Comparing and Contrasting "The Necklace" and "The Gift of the Magi"

May 5, 2021 by Essay Writer

The main character in The Necklace’s, and the main character in The Gift of the Magi’s, personalities differ from one another vastly. In The Necklace, the main character Mathilde Loisel is an ungrateful middle class woman who seeks riches and admiration. Alternatively, the main character in The Gift of the Magi, Della Young, is compassionate and works very hard to buy her husband a present, and ultimately, selling the one thing that was more precious to her than anything else, her hair.
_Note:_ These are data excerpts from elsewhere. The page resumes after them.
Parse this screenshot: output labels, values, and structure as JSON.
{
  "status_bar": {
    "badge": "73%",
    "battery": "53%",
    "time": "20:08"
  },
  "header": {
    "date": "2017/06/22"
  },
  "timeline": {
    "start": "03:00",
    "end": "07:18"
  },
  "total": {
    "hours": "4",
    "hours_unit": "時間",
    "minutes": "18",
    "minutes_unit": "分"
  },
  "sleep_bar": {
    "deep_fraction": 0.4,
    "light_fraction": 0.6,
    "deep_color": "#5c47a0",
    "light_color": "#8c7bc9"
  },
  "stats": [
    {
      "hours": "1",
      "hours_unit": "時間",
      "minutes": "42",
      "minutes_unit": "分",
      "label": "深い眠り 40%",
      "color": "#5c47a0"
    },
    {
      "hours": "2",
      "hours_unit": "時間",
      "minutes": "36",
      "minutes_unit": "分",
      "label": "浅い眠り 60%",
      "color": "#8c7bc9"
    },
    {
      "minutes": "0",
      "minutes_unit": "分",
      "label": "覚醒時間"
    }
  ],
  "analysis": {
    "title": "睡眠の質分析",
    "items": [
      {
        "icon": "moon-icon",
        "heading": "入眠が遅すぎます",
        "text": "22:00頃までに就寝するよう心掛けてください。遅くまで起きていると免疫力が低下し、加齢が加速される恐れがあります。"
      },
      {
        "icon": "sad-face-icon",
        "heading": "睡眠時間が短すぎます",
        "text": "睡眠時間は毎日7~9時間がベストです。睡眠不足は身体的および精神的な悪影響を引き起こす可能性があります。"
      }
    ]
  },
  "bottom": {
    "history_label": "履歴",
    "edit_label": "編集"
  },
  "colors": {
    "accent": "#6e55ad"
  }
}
Mathilde is selfish, and when her friend, Madame Foreister is sympathetic enough to let her borrow her jewelry, Mathilde asks rudely, “Haven’t you anything else?” (Maupassant, ¶39). In contrast, Della is very appreciative when she receives a hairpin, and is very unselfish when giving away her hair to buy a present for her husband. Mathilde and Della are also both remotely poor. In the beginning of The Necklace, Mathilde and her husband were pretty well off, not too rich, and very simple.

But at the end of the story, they are dirt poor, having spent 10 years paying debts. On the other hand, Della started out fairly poor, only being able to gather $1.87 for a Christmas present, but enjoyed life all the same. These two women are also unlike one another because of how they treat their husbands. When thinking about what to get her husband Jim, Della thought, “Something fine and rare and sterling–something just a little bit near to being worthy of the honor of being owned by Jim.” (Henry, ¶6) This quote shows how much Della loves her husband, and how she thinks it is the best thing in the world to be his, and to be married to him. Meanwhile, instead of feeling like her husband “won” her heart, Mathilde feels like she settled for him. She shows these feelings for her husband when O. Henry writes “…and she let herself be married off to a little clerk in the Ministry of Education.” (Maupassant, ¶1).

Madame Loisel also does not show gratitude towards her husband when he acquired the tickets to the party, and when he spent all that money buying her a dress when he really could have bought something for himself. On the other hand, Mrs. Young is very flattered when her husband buys her a present, even one that she has no use for. Both The Necklace’s, and The Gift of the Magi’s, endings are ironic. In The Necklace, Mathilde and her husband spend most of their young life paying off a huge debt because of a diamond necklace that she had lost. 10 years later, she ran into the friend from whom she borrowed the necklace from, and found out that the necklace they thought was thirty-six thousand francs was only five hundred.

The Gift of the Magi ended in a more comical irony than The Necklace’s cynical irony. Della had cut her long, lushes hair to buy Jim a chain for his pocket watch, and Jim sold his prized pocket watch to buy Della a lavish pin for her hair. The Young couple didn’t mind that they both bought something the other one no longer needed, they were just happy to have each other. People are confronted with choices every day, and in The Necklace by Guy De Maupassant and The Gift of the Magi, by O. Henry, the main characters make subconscious choices to act selfish, or to act grateful.